Install the Go programming language. Clone my repository, then point the extract-wikipedia program to:

  1. The location of the -multistream.xml.bz2 file
  2. The location of the -multistream-index.txt file
  3. Where to write the extracted XML files to

For example:

$ git clone https://github.com/willbeason/wikipedia.git
$ cd wikipedia
$ go run cmd/extract-wikipedia/extract-wikipedia.go \
  path/to/pages-articles-multistream.xml.bz2 \
  path/to/pages-articles-multistream-index.txt \
  path/to/output/dir

On my machine this takes about 30 minutes to run. The time it takes will depend mostly on the speed of your machine and whether you’re reading from/writing-to an SSD. By default extract-wikipedia tries to use all available logical processors, so set `–parallel=1` (or some other low value) if you’re okay with the extraction taking much longer but still want to be able to do other things with your computer.

Note that the result is slightly altered from the compressed file, as the individual parts are not valid XML documents. To make the XML valid, extract-wikipedia takes a different action based on the file.

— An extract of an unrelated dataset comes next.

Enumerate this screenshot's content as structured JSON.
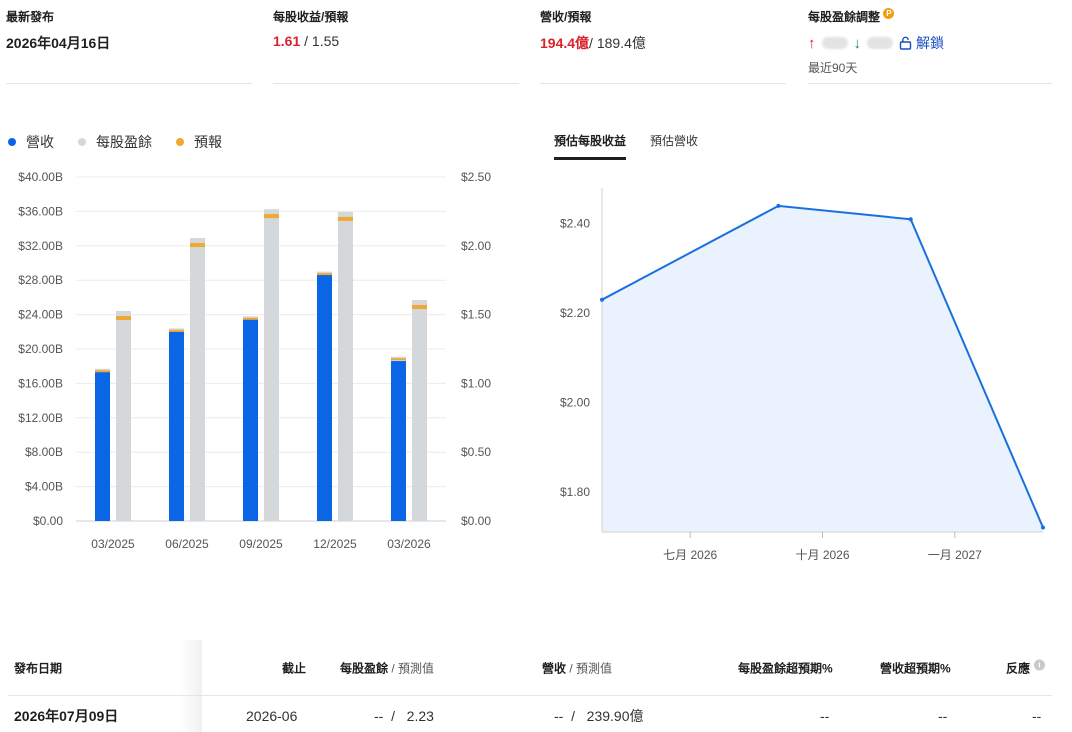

  1. The first file (000000.txt). Example. extract-wikipedia appends </mediawiki> to the end of the file to close the dangling <mediawiki> at the beginning of the file.
  2. The last file. This is the numerically-last file in the numerically-last folder. This file has a dangling </mediawiki> tag at the end, so extract-wikipedia adds <mediawiki> at the top of the file.
  3. All other files. For easier processing, extract-wikipedia prepends <mediawiki> and appends </mediawiki> so that the file is interpreted as a single XML document rather than a series of documents.